Students get their lunch from a salad bar at the school cafeteria as some of more than 8,000lbs of locally grown broccoli from a partnership
Students get their lunch from a salad bar at the school cafeteria as some of more than 8,000lbs of locally grown broccoli from a partnership

MADISON, WI (WTAQ) - Wisconsin schools are facing unintended consequences with a two-year-old federal law aimed at getting kids to eat healthier at lunch.

They include more fruits and vegetables being thrown away instead of eaten -- more parents packing bag lunches as school lunch prices go up -- and the prospect of school fundraisers being eliminated, because the food that's sold does not meet federal guidelines.

The Healthy Hunger-Free Kids Act continues to be phased in, and schools are working with food service providers to find things kids will eat.

Under one new requirement, youngsters must pick up a fruit or vegetable in the lunch line.

Lynette Zalec of the company that provides food for the Manitowoc district says more of that food is going in the garbage now.

School official Ken Mischler tells the Manitowoc Herald Times Reporter that a Valentine's Day fund drive which sells popular heart-shaped suckers might go out the window.

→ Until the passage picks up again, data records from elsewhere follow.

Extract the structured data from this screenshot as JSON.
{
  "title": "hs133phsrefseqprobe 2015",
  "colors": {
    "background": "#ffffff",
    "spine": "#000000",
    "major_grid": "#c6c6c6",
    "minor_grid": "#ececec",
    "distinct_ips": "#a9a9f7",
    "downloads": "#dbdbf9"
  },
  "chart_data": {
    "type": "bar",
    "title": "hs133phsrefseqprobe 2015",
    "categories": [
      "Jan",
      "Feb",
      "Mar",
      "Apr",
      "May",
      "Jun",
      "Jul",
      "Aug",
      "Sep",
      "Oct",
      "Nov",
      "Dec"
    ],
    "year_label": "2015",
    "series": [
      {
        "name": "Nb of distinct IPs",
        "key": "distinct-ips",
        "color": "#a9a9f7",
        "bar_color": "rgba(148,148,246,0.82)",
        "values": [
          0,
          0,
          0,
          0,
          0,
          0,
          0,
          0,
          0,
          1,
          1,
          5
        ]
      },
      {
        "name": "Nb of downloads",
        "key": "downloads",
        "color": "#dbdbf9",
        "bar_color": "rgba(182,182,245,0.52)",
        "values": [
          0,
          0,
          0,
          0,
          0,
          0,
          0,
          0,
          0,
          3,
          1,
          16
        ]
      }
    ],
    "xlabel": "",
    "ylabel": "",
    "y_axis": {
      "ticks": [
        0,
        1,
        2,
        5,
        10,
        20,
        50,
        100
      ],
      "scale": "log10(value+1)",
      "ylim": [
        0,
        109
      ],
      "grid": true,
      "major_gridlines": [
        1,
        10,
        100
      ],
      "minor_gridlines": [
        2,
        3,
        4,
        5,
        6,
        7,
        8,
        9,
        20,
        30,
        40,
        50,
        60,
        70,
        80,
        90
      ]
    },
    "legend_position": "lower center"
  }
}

That's because the new food standards will also apply to school fundraisers.  

He said more kids are bringing bag lunches, or not eating at all, because they've had to raise the cafeteria prices. Zalec says the government wants to stop the practice of schools charging less than what Washington reimburses to give free lunches to low-income students.

Mischler says many schools use some of the government to cover losses for the paid lunches, so those close to the poverty line can eat at a reasonable price.